L'ouvrier d'autrefois, tisseur, ébéniste, potier, orfèvre, armurier, chaudronnier, fabriquait dans une de ces échoppes où le passant était attiré par une enseigne naïve et pittoresque l'article de son métier et le vendait directement au consommateur. Les modernes découvertes de la science, les applications de la vapeur, puis de l'électricité, qui ont donné naissance à la grande industrie, sont venues bouleverser ces habitudes tant de fois séculaires. D'immenses usines se sont fondées qui ont multiplié la production dans des proportions énormes. L'artisan isolé a essayé de lutter, mais finalement il a été vaincu, absorbé, englobé. Aujourd'hui, enrégimenté dans une usine, il est une unité anonyme dans la masse des travailleurs.

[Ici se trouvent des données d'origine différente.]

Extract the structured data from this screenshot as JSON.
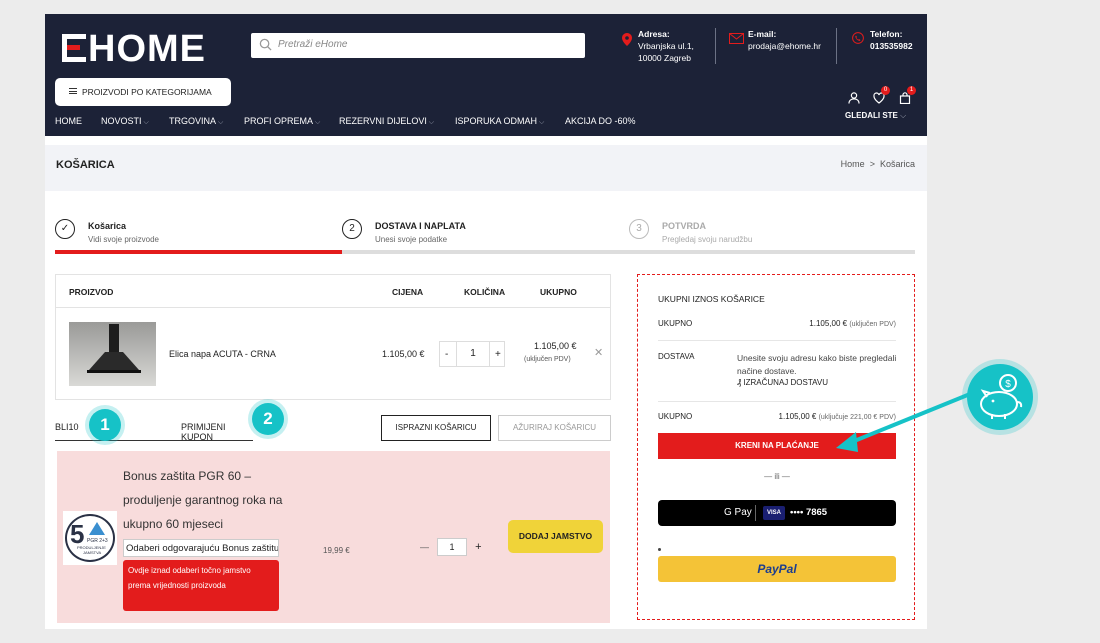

Pourtant les travailleurs indépendants n'ont pas tous disparu; on en découvre encore dans les provinces reculées où, loin des grands centres, ils se sont pour ainsi dire trouvés en dehors de l'évolution du siècle. Ce sont quelques-uns de ces survivants d'époques déjà anciennes qu'on a pu rencontrer à l'Exposition. Ils sont venus faire montre de leurs talents à l'ombre des Palais qui attestent la gloire et la toute-puissance du génie industriel moderne, et prouver aux plus incrédules qu'ils existent encore.
En les regardant travailler, nous aurons l'occasion de nous demander si nous n'avons pas dû payer, même un peu cher, certaines acquisitions d'ailleurs indispensables du monde moderne, et si les progrès du travail mécanique et collectif n'ont pas eu pour conséquences une diminution du sentiment artistique et de l'initiative individuelle chez l'ouvrier.
Un métier qui n'a pas changé depuis les Egyptiens.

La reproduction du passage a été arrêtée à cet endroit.